The 36-year-old lawmaker, whose real name is Kyagulanyi Ssentamu, was on crutches as he left the courthouse in the northern Ugandan town of Gulu. He claims he was injured by severe beatings by security forces while he was in detention.
Ssentamu had been detained since Aug. 14.
A judge freed him alongside others who are similarly charged with treason for their alleged roles in an incident in which President Yoweri Museveni's motorcade was pelted with stones.
Scores of his supporters outside the courtroom cheered when he came out of the courthouse. They shouted the people's power slogan which had been popularized by Ssentamu. Ssentamu left the courthouse in an ambulance headed for a private hospital in the capital, Kampala.
"We are much stronger and greater in spirit than we were before," Gerald Karuhanga, one of Ssentamu's co-accused, told local broadcaster NTV after being freed, alleging torture.
Ssentamu was initially charged before a military court with illegal possession of firearms and ammunition. On Thursday those charges were withdrawn and he was immediately re-arrested and charged before a magistrate with the more serious offense of treason.
Ssentamu's arrest came after he was campaigning on Aug. 13 in an election to choose a lawmaker in the northwestern town of Arua.
Museveni also was in Arua at the time, campaigning for a rival candidate who eventually lost.
While the president was departing, authorities said, his motorcade was pelted with stones by people believed to be supporters of Ssentamu and the candidate he backed, Kassiano Wadri.
Ssentamu's driver was shot and killed that evening, allegedly by security forces.
Authorities have been under pressure to free Ssentamu, who is challenging the long rule of Museveni by appealing to young people who despair over the lack of jobs and other opportunities.
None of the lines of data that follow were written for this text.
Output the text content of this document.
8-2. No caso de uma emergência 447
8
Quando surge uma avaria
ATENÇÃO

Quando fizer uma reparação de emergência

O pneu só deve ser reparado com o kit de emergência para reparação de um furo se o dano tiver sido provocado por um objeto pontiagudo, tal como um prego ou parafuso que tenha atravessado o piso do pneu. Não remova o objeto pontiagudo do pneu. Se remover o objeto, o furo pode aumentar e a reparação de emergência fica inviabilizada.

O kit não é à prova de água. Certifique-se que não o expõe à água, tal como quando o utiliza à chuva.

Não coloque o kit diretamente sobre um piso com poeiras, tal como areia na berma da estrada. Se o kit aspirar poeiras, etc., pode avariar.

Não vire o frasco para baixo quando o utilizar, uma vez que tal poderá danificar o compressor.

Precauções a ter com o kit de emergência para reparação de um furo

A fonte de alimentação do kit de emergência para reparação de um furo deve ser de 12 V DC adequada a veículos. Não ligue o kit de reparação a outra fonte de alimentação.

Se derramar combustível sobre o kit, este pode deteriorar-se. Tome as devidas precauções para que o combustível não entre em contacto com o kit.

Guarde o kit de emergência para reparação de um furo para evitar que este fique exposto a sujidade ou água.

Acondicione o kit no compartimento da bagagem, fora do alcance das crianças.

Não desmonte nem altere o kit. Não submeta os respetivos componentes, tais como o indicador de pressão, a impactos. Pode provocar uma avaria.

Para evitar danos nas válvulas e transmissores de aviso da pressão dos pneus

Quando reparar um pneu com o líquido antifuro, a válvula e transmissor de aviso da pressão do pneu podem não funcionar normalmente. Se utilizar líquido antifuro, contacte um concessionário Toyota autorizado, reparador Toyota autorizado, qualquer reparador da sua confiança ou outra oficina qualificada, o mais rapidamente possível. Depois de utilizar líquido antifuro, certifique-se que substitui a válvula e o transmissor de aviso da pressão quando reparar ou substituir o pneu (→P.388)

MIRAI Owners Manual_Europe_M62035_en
His supporters, citing his success in helping opposition candidates to win elections across the country, are urging him to run for president in 2021.
The treason case could drag on for months and maybe even years, potentially crippling Ssentamu's efforts as an anti-government activist.
A trial date has not yet been fixed for the treason charges. Ssentamu and his co-accused will still be required to appear before a magistrate's court on Aug. 30. At some point the magistrate, having considered the evidence, will then decide if the case should be committed to the High Court for trial.
The jailing of Ssentamu drew street protests at home as well as outrage from top musicians around the world. He alleges severe torture while in detention.
Another lawmaker, Francis Zaake, is hospitalized with serious injuries he sustained in detention after being arrested over the Arua incident.
"These people should never have been tortured, should never have been terrorized," said Kizza Besigye, an opposition politician and four-time presidential contender who witnessed court proceedings Monday.
The treason charges are "a disgrace," he said.
At least two of Ssentamu's co-accused fainted during court proceedings, and one of them had required resuscitation, Besigye told reporters.
The government denies the allegations of torture.
Museveni, a U.S. ally on regional security, took power by force in 1986 and has since been elected five times. Although he has campaigned on his record of establishing peace and stability, some worry that those gains are being eroded the longer he stays in power.
The 74-year-old Museveni is now able to seek re-election in 2021 because parliament passed legislation last year removing a clause in the constitution that had prevented anyone over 75 from holding the presidency. Ssentamu publicly opposed that decision.
Museveni recently has accused "unprincipled politicians" of luring young people into rioting.